If you are less athletically inclined, other daytime activities one can enjoy involve strolls down the sea road, the Malecon, which runs for the entire length of the city, into the older quarters of Vieja and the neighbouring Vedado. A visit to the prince’s castle and the revolutionary museums and Capitolo Nacional, a replica of Washington DC’s capitol building are well worth the effort. Strolling around you will see a remarkable mix of architectural styles from neo-classical, colonial and baroque up to modernist hotels designed by Walter Gropius and Oscar Niemeyer.
CARS ARE THE STARS
If you are there in summer, you will be glad of the few cooling squares to rest in as the temperature will be the normal Caribbean standard of 30 degrees Celsius, but with around 80 degrees of humidity. Sweaty, but good if weight loss is part your holiday ambitions.
Another way to cool off is to hire one of the movable remnants left from the Batista dictatorship, an array of 1950s Chevies, Plymouths and Lincolns. These open-top specimens of a stylish era were mostly left by fleeing US expats and Cubans who didn’t fancy discussions about dialectics and didactism with Fidel Castro or one of hisfriends when he swept into town on 1st January, 1959. Their arrival was something of
a party stopper.
Whole streets in the centre of town are devoted to garage after garage where teams of mechanics improvise with what they have to rebuild pistons, radiators and other engines to keep on the road types of cars that elsewhere have ended either in a specialist museum, Jay Leno’s garage or more sadly in the crusher a couple of decades ago. These cars are now used to ferry around happy travellers and tourists to see the sites of the city or head down the coastal road to the nearby beaches.
SOUNDS OF THE CITY
But if you just want to walk the streets popping into the cafes at the Hotel Ingleterra, the Bacardi Building or other similarly splendid constructions, you will find a genuinely friendly city where live music is played in most bars most of the time. As much as how the locals deal with the US embargo with a make and mend policy it is their willingness to enjoy song and dance that shows that though still relatively poor they can deal with any adversity.
Music becomes the soundtrack to your stay in the city, as even when the locals have retreated indoors for their mid-afternoon siesta the streets are still filled with mordant tunes that accompany Latin America’s favourite TV soap operas.

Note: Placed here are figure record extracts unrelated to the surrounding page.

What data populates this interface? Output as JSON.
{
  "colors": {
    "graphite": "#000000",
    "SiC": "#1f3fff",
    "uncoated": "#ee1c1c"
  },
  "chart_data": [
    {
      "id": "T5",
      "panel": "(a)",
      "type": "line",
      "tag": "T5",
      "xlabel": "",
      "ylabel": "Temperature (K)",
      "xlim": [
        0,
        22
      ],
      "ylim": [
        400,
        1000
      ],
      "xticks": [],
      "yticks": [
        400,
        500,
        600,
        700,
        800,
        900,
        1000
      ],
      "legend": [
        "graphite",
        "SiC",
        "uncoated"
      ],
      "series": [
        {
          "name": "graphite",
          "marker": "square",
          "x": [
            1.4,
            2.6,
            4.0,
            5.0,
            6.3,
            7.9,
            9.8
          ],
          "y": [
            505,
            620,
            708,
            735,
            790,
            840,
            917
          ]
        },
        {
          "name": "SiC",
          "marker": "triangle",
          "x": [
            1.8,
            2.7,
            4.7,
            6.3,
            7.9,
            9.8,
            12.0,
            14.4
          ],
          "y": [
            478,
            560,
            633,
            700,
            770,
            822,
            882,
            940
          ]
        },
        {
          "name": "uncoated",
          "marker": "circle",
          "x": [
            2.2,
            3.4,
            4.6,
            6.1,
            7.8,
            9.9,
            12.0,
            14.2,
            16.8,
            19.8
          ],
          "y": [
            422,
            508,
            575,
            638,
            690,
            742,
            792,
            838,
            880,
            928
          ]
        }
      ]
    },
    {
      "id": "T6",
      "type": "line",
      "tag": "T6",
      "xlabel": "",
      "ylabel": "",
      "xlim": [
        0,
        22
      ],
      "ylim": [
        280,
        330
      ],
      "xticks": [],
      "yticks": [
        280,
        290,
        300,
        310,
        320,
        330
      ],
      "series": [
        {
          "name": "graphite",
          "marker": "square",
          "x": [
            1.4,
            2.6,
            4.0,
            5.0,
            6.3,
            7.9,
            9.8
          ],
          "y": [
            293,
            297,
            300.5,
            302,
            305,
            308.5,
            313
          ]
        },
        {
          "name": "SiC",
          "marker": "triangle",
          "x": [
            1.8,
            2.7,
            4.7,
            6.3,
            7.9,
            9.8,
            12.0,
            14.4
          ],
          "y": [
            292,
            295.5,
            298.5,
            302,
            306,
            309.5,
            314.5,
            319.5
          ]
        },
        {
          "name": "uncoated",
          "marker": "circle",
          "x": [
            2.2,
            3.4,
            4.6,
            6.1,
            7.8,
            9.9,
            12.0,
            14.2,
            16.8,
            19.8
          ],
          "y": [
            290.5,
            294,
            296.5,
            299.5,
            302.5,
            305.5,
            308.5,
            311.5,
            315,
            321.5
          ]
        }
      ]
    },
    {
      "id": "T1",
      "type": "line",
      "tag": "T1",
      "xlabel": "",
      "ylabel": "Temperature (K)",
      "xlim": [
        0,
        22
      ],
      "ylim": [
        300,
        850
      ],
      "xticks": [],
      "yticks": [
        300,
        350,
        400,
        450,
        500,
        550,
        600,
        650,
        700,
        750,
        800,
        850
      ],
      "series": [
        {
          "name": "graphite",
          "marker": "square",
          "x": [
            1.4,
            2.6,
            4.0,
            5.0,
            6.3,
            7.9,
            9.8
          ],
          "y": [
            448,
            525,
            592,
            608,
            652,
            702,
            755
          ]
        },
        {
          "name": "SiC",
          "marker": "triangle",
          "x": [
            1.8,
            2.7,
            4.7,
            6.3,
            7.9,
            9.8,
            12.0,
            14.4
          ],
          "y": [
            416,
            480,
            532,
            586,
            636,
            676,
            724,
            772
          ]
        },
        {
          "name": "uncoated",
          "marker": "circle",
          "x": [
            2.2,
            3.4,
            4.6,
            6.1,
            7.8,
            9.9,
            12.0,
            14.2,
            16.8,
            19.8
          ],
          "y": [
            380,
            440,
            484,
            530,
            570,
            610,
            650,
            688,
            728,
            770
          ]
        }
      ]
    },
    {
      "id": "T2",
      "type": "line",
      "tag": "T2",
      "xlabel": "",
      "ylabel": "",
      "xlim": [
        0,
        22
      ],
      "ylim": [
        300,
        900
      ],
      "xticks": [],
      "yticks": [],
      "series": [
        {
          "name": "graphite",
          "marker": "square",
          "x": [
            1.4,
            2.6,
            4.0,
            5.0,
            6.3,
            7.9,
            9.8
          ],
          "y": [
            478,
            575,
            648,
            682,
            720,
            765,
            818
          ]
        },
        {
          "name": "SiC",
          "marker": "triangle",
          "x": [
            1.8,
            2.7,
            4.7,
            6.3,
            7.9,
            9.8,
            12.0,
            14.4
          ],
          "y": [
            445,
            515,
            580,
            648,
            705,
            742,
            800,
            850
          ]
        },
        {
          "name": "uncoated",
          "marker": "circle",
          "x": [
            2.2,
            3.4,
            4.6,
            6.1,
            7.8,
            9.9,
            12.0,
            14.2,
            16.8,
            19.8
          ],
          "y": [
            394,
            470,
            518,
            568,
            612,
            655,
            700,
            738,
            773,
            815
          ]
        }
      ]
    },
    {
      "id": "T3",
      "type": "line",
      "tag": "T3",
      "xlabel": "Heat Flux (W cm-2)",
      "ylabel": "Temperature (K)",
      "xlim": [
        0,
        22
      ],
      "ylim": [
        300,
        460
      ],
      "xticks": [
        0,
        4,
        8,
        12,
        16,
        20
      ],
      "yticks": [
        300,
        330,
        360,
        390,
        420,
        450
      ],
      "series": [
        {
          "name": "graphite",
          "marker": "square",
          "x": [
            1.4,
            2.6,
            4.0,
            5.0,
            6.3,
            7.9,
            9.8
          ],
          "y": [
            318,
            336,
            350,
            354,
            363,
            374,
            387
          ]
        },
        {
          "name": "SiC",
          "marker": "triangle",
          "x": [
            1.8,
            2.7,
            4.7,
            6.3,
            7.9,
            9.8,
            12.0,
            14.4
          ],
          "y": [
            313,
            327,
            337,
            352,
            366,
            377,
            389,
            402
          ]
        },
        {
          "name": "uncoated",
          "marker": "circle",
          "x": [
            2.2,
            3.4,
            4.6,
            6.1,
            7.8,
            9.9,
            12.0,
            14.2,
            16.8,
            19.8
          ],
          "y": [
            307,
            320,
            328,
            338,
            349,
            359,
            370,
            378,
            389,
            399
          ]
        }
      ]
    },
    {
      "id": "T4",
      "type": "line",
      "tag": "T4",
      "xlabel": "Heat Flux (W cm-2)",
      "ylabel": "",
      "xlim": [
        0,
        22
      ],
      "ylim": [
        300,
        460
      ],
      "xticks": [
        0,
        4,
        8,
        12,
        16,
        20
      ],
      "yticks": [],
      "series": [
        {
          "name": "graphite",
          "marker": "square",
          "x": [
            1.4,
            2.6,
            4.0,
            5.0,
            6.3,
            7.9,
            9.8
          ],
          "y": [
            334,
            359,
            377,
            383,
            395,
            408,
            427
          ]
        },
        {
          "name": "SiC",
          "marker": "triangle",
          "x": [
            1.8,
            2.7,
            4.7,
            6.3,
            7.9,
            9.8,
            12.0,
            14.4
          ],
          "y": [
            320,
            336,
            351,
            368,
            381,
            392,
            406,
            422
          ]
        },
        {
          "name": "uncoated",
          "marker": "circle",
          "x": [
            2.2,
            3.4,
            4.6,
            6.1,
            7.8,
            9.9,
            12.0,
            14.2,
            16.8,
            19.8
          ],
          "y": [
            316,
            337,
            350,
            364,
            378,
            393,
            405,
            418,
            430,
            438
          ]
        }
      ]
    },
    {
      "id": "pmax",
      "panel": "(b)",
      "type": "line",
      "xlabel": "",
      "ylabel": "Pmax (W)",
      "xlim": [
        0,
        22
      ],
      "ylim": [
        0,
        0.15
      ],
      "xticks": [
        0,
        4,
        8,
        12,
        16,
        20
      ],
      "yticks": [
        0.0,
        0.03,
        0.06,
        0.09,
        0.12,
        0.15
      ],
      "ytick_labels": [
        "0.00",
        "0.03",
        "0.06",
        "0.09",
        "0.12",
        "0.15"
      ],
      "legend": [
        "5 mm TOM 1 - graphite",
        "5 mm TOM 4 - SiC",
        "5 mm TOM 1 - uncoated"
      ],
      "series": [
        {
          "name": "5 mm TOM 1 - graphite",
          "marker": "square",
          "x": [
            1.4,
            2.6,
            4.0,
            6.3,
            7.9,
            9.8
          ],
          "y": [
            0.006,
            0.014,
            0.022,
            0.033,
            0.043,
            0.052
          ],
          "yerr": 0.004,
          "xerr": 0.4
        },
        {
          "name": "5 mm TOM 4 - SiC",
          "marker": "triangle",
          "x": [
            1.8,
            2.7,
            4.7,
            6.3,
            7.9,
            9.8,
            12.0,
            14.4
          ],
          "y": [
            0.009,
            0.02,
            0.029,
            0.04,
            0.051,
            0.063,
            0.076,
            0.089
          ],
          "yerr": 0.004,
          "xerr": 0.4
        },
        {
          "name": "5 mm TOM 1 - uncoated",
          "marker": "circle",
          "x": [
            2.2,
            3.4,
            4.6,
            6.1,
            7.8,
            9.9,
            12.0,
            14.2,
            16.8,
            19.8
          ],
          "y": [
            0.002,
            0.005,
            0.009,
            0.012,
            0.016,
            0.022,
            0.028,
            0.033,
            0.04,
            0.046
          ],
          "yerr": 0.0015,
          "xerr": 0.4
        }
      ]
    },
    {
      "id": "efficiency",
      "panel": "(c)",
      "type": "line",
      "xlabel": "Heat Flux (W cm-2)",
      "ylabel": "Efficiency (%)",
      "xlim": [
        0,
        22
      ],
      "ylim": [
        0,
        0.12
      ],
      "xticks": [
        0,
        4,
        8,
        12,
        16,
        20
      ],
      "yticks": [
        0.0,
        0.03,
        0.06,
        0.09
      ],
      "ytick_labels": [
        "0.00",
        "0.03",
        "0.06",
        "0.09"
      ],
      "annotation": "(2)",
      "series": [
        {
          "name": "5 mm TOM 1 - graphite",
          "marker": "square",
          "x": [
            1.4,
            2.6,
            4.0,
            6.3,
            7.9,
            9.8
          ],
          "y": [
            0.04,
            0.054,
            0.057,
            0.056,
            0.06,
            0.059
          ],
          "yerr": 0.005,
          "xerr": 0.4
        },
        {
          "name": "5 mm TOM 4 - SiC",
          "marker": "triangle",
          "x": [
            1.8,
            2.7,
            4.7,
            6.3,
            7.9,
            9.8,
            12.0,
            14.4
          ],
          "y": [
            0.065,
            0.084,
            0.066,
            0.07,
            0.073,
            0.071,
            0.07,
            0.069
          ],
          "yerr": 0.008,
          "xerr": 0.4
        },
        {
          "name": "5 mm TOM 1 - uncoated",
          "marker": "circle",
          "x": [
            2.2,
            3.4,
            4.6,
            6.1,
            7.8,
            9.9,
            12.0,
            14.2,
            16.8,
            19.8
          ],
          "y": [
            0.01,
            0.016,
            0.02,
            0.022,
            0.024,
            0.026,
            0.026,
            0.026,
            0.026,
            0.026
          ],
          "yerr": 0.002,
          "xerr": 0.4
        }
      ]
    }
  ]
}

The other soundtrack that you will hear constantly is hawkers selling cigars and many other things. Generally, they will leave you alone after a while as there is a high police presence, a reminder that the city might be beautiful and the weather glorious but it is the centre of a one party state and opposition is put down pretty efficiently, as were the recent demonstrations by the Ladies in White.
Despite this, Havana’s spirit and its inhabitants seem irrepressible. On my arrival at the national airport I found that the hotel I was meant to stay in was overbooked. It was late and it seemed that I may be crashing on a bench for the night, but my guide gave me a big conciliatory smile and said: “Don’t worry Señor, we’ll find a solution, after all this is Habana!”